Mon père et Dieu le Père
D’Abraham à Ramon, de Priam au roi Lear,
Les poètes fameux ont célébré le père,
Ce roi de droit divin, qui par toute la terre
Détient le seul pouvoir qu’on ne peut abolir.
Beau fut le mien, pareil en sa secrète gloire
Qui ne dépassait pas la cendre du foyer,
À ces graves pasteurs des siècles tout premiers
Qu’ont évoqués la Bible et la plus vieille histoire.
Plus grand que le plus grand de nous, c’était le chef,
Image de ce Dieu qui jadis le fit naître
D’un autre père, ainsi que lui souverain maître,
Qui menait sa maison d’un geste et d’un mot bref.
Je le craignais autant que je l’aimais. On aime
Toujours avec transport, mais non pas sans effroi,
Tout reflet de Celui qu’on nomme Roi des rois
Et qui garde en sa main la puissance suprême.
Le sein de notre mère était l’asile chaud
Où l’on brave la peine en oubliant la vie,
Tandis que retentit à l’oreille ravie
La berceuse apaisante ou les suaves mots
Des séculaires chants, harmonieux et beaux,
Transmis de mère en fille au fil des ans qui fuient.
Mais quand le père ouvrait sur nous ses larges bras
De bien moins douce, mais de bien plus forte étreinte,
Notre cœur tressaillait d’orgueil, ivre de crainte,
Comme si le Seigneur était passé par là.
Or, maintenant, mon Dieu, je songe que cet homme,
Si cher, si beau, si fort, si grand,
Dont je reste ici-bas le fils selon le sang
Et que, comme jadis aujourd’hui je ne nomme
Qu’avec un saint respect et le cœur tout tremblant,
Ne fut pour vous, Seigneur, qu’une humble créature,
Qu’un tout petit enfant, débile Éliacin,
Malheureux comme Adam exilé du jardin,
En proie à tous les maux de l’humaine nature.

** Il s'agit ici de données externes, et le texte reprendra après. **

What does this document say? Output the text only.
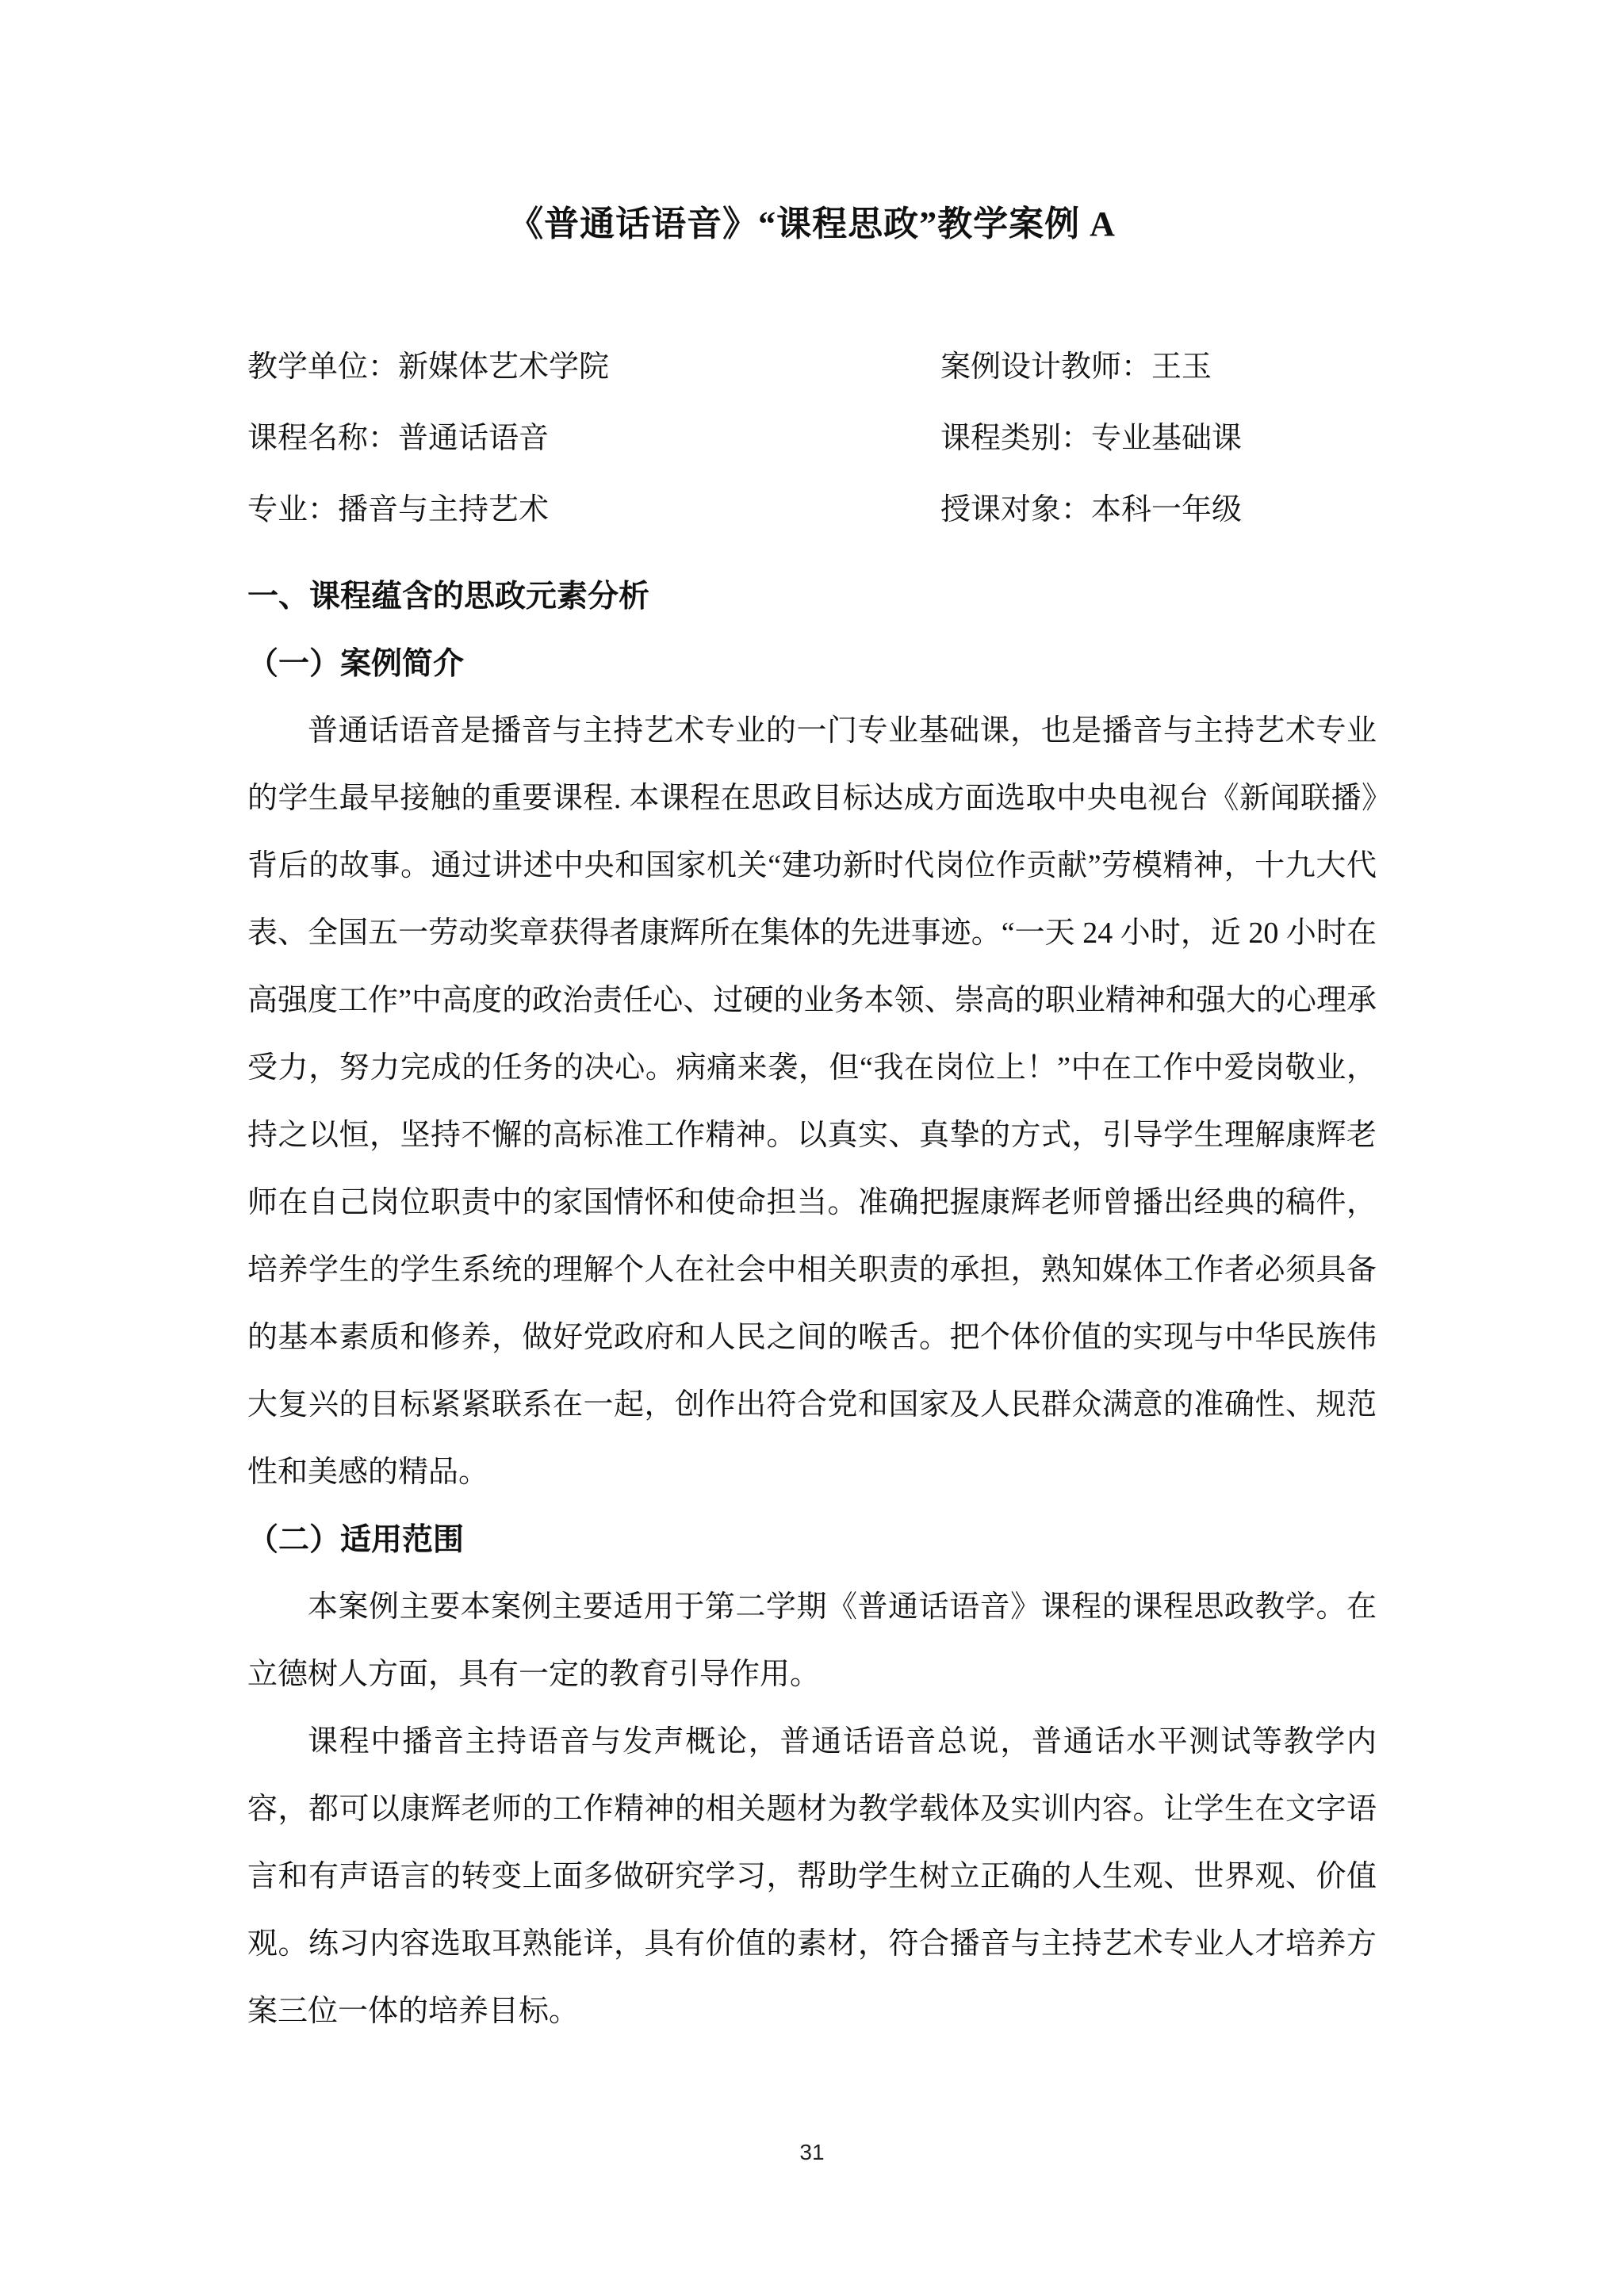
《普通话语音》“课程思政”教学案例 A
教学单位：新媒体艺术学院	案例设计教师：王玉
课程名称：普通话语音	课程类别：专业基础课
专业：播音与主持艺术	授课对象：本科一年级
一、课程蕴含的思政元素分析
（一）案例简介

普通话语音是播音与主持艺术专业的一门专业基础课，也是播音与主持艺术专业的学生最早接触的重要课程. 本课程在思政目标达成方面选取中央电视台《新闻联播》背后的故事。通过讲述中央和国家机关“建功新时代岗位作贡献”劳模精神，十九大代表、全国五一劳动奖章获得者康辉所在集体的先进事迹。“一天 24 小时，近 20 小时在高强度工作”中高度的政治责任心、过硬的业务本领、崇高的职业精神和强大的心理承受力，努力完成的任务的决心。病痛来袭，但“我在岗位上！”中在工作中爱岗敬业，持之以恒，坚持不懈的高标准工作精神。以真实、真挚的方式，引导学生理解康辉老师在自己岗位职责中的家国情怀和使命担当。准确把握康辉老师曾播出经典的稿件，培养学生的学生系统的理解个人在社会中相关职责的承担，熟知媒体工作者必须具备的基本素质和修养，做好党政府和人民之间的喉舌。把个体价值的实现与中华民族伟大复兴的目标紧紧联系在一起，创作出符合党和国家及人民群众满意的准确性、规范性和美感的精品。

（二）适用范围

本案例主要本案例主要适用于第二学期《普通话语音》课程的课程思政教学。在立德树人方面，具有一定的教育引导作用。

课程中播音主持语音与发声概论，普通话语音总说，普通话水平测试等教学内容，都可以康辉老师的工作精神的相关题材为教学载体及实训内容。让学生在文字语言和有声语言的转变上面多做研究学习，帮助学生树立正确的人生观、世界观、价值观。练习内容选取耳熟能详，具有价值的素材，符合播音与主持艺术专业人才培养方案三位一体的培养目标。

31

Seigneur, unique Père et seul Maître, mon Dieu,
Si grand fût-il, mon père à peine fut votre ombre.
Seul vous êtes parfait. Nul homme ne dénombre
Les rayons des regards qui tombent de vos yeux.
Il faut que vous soyez de grandeur sans mesure
Pour dépasser mon père et le réduire à rien.
Quel est donc votre amour pour effacer le sien ?
Je ne vois plus en lui qu’une pâle figure
De vos perfections, Seigneur, Père Divin.
Je n’aimerai donc plus mon père qu’en vous-même,
Car il ne fut mon père et je ne fus son fils
Qu’autant que vos décrets, mon Dieu, l’avaient permis
De toute éternité, bien avant l’aube extrême
Des premiers jours du monde et du frais paradis.
Recevez, ô mon Dieu, l’offrande misérable
De ma pauvre âme lâche et pleine de péchés.
Je vous possède enfin, vous ayant tant cherché.
J’aimerai d’autant mieux les hommes, mes semblables.
José VINCENT.
Recueilli dans Poètes de Jésus-Christ,
poésies rassemblées par André Mabille de Poncheville,
Bruges, Librairie de l’Œuvre Saint-Charles, 1937.